Typically, when making inference for a mean we want to have:
However, in reality, we may have non-normal data and a small sample size.
How much oil will ultimately be produced by wells in a given field is key information in deciding whether to drill more wells. We have data for the estimated total amounts of oil recovered from 64 wells in the Devonian Richmond Dolomite area of the Michigan basin, in thousands of barrels. Take these wells to be an SRS of wells in the area.
Sample Statistics:
oil<-read.csv("oil.csv",
header=TRUE)
head(oil)
## barrels
## 1 21.7
## 2 43.4
## 3 79.5
## 4 82.2
## 5 56.4
## 6 36.6
# Calculate components of test statistic
n<-dim(oil)[1]
xbar<-mean(oil$barrels)
xbar
## [1] 48.24844
sd<-sd(oil$barrels)
sd
## [1] 40.23979
se<-sd/sqrt(n)
# Critical Value
qt(0.975, df=63)
## [1] 1.998341
# confidence interval
xbar+c(-1,1)*qt(0.975, df=63)*sd/sqrt(n)
## [1] 38.19684 58.30004
We can also use the built in t-test function.
# one-sample t-test
t.test(oil)
##
## One Sample t-test
##
## data: oil
## t = 9.5922, df = 63, p-value = 6.198e-14
## alternative hypothesis: true mean is not equal to 0
## 95 percent confidence interval:
## 38.19684 58.30004
## sample estimates:
## mean of x
## 48.24844
# histogram of barrels
hist(oil$barrels)
A computer intensive methods that gives accurate confidence intervals without assuming any specific shape of the distribution gives a 95% confidence interval of 40.28 to 60.32.

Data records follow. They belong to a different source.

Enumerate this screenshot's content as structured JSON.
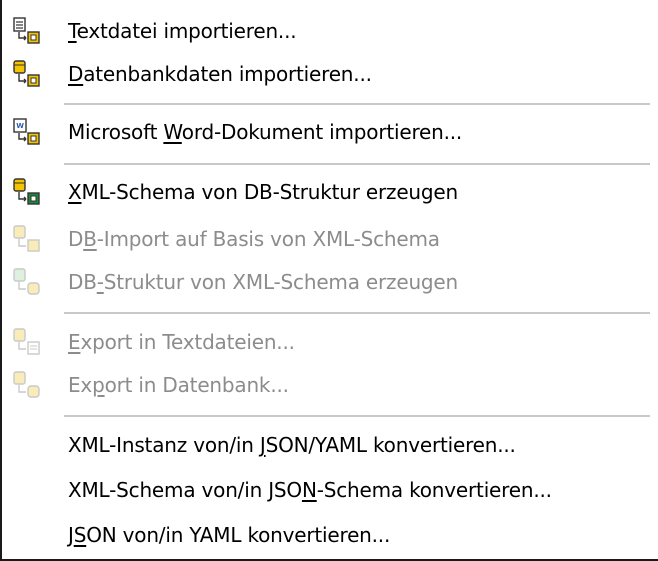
{
  "menu": {
    "items": [
      {
        "id": "textdatei",
        "parts": [
          "",
          "T",
          "extdatei importieren..."
        ],
        "enabled": true,
        "icon": "text-file-import-icon"
      },
      {
        "id": "datenbank",
        "parts": [
          "",
          "D",
          "atenbankdaten importieren..."
        ],
        "enabled": true,
        "icon": "database-import-icon"
      },
      {
        "id": "word",
        "parts": [
          "Microsoft ",
          "W",
          "ord-Dokument importieren..."
        ],
        "enabled": true,
        "icon": "word-document-import-icon"
      },
      {
        "id": "xmlschema-db",
        "parts": [
          "",
          "X",
          "ML-Schema von DB-Struktur erzeugen"
        ],
        "enabled": true,
        "icon": "schema-from-db-icon"
      },
      {
        "id": "db-import",
        "parts": [
          "D",
          "B",
          "-Import auf Basis von XML-Schema"
        ],
        "enabled": false,
        "icon": "db-import-schema-icon"
      },
      {
        "id": "db-struktur",
        "parts": [
          "DB",
          "-",
          "Struktur von XML-Schema erzeugen"
        ],
        "enabled": false,
        "icon": "db-structure-from-schema-icon"
      },
      {
        "id": "export-text",
        "parts": [
          "",
          "E",
          "xport in Textdateien..."
        ],
        "enabled": false,
        "icon": "export-text-icon"
      },
      {
        "id": "export-db",
        "parts": [
          "Ex",
          "p",
          "ort in Datenbank..."
        ],
        "enabled": false,
        "icon": "export-database-icon"
      },
      {
        "id": "xml-json-yaml",
        "parts": [
          "XML-Instanz von/in ",
          "J",
          "SON/YAML konvertieren..."
        ],
        "enabled": true,
        "icon": ""
      },
      {
        "id": "xmlschema-json",
        "parts": [
          "XML-Schema von/in JSO",
          "N",
          "-Schema konvertieren..."
        ],
        "enabled": true,
        "icon": ""
      },
      {
        "id": "json-yaml",
        "parts": [
          "J",
          "S",
          "ON von/in YAML konvertieren..."
        ],
        "enabled": true,
        "icon": ""
      }
    ]
  },
  "colors": {
    "enabled_text": "#000000",
    "disabled_text": "#8c8c8c",
    "separator": "#c8c8c8",
    "icon_yellow": "#f5c400",
    "icon_green": "#1a8a3a"
  }
}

How does the t-interval compare with this?
Is it ok to use t-procedures with these data?
Bootstrapping is a highly flexible re-sampling procedure that can be used to estimate the sampling distribution of any statistic!
Here is the bootstrap function that I wrote to estimate the sampling distribution of the mean, which will then be used to create a confidence interval.
# Function for bootstrap confidence interval
# for one sample mean
bootStrapCI1<-function(data, nsim){
n<-length(data)
bootCI<-c()
for(i in 1:nsim){
bootSamp<-sample(1:n, n, replace=TRUE)
thisXbar<-mean(data[bootSamp])
bootCI<-c(bootCI, thisXbar)
}
return(bootCI)
}
This is a function that take in a data set and the number of simulations that we want to run (this should be at least 1000).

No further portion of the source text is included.